His efforts to get the country back on track have been sealed by the input an "indefinite strike" teachers are also demanding the departure of former ministers of Mr. Ben Ali, in this day of formal resumption of progress in the nursery, the Primary and high school students in graduating class.
"According to our information, the movement is followed by 90-100% in all countries. Only a few cases of non-striking teachers," he told AFP the general secretary of National Union of Teachers Elementary, Hfayed Hfayed. The government did not immediately estimate.
This strike has caused discontent of many parents. "This strike is irresponsible, we take our kids hostage," inveighed Lamia Bouassida to primary school in the Rue de Marseille to Tunis.
In the suburbs of Tunis, Mourouj, some parents insisted to admit their children in classrooms, denouncing a "political strike."

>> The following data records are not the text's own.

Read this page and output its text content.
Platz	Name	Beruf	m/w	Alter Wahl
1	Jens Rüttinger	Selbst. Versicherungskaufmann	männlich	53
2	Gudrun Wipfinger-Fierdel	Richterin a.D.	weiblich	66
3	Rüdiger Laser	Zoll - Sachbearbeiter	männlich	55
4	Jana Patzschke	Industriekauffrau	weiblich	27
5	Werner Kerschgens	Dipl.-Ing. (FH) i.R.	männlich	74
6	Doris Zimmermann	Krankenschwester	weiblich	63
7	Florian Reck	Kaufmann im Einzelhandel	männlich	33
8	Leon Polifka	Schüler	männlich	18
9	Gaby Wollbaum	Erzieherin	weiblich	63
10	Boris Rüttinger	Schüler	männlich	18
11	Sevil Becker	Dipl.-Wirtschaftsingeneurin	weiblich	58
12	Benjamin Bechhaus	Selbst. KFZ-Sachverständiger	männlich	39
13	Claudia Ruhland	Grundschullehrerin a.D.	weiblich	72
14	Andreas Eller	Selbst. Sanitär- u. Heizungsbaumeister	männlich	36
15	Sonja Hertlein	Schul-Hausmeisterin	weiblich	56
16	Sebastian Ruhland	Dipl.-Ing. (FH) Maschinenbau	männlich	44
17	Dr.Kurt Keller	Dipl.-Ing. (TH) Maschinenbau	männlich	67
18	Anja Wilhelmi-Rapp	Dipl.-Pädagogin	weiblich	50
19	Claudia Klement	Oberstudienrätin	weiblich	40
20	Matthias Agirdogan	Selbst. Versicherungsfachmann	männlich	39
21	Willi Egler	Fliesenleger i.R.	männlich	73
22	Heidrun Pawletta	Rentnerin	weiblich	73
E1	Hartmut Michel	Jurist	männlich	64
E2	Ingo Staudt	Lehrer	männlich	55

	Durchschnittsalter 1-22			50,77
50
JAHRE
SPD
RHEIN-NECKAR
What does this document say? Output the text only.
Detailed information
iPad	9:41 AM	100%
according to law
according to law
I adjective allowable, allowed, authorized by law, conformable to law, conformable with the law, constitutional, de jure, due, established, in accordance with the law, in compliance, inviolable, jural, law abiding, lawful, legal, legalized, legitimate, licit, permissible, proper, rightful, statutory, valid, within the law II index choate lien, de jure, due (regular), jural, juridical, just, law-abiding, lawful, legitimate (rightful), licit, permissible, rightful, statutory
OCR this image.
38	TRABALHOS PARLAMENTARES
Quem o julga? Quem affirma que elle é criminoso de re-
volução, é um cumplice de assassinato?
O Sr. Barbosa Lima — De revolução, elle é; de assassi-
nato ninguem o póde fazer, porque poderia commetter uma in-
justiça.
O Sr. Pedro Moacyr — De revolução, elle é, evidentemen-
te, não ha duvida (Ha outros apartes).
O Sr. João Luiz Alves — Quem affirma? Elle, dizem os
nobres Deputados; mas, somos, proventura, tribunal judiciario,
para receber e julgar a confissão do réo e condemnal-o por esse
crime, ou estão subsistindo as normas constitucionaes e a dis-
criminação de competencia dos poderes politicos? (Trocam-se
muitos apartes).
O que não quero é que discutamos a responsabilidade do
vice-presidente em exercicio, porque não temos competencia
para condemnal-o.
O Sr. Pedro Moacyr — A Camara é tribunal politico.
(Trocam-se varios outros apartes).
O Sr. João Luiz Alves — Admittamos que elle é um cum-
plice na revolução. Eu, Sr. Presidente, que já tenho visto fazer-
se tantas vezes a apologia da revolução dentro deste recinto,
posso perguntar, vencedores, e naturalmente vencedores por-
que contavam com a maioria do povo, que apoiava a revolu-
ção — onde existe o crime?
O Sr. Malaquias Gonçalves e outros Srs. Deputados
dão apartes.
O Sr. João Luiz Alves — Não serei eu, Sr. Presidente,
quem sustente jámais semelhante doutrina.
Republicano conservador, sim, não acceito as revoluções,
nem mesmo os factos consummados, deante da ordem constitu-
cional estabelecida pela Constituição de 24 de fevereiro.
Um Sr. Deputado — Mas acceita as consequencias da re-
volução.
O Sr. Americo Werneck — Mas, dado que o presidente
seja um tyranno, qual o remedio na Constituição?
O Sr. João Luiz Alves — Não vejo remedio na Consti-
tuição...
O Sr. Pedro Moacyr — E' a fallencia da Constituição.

A scheduled press conference Minister of Justice, Lazhar Karoui Chebbi, investigations aimed clan Ben Ali and that of his wife Leila Trabelsi has also been postponed to an unspecified date.
Abroad, French President Nicolas Sarkozy, widely criticized for its reserve during the "jasmine revolution", acknowledged that France had "not taken the proper measure" of the situation.
"Behind the emancipation of women, the effort of education and training, economic dynamism, the emergence of a middle class, there was despair, suffering, feelings of suffocation which we must admit, we had not taken the right measure, "he acknowledged.
The "revolution of jasmine" provided a "lesson" to the European Union and the United States in their relations with dictatorships, for his part felt the executive director of Human Rights Watch, Kenneth Roth.
"We were particularly disappointed by the reaction of France," who "has supported the protesters when President Zine el-Abidine Ben Ali was practically on day one," he criticized, saying that the United States , whose president Barack Obama took "the clear advantage of democracy" have "been better".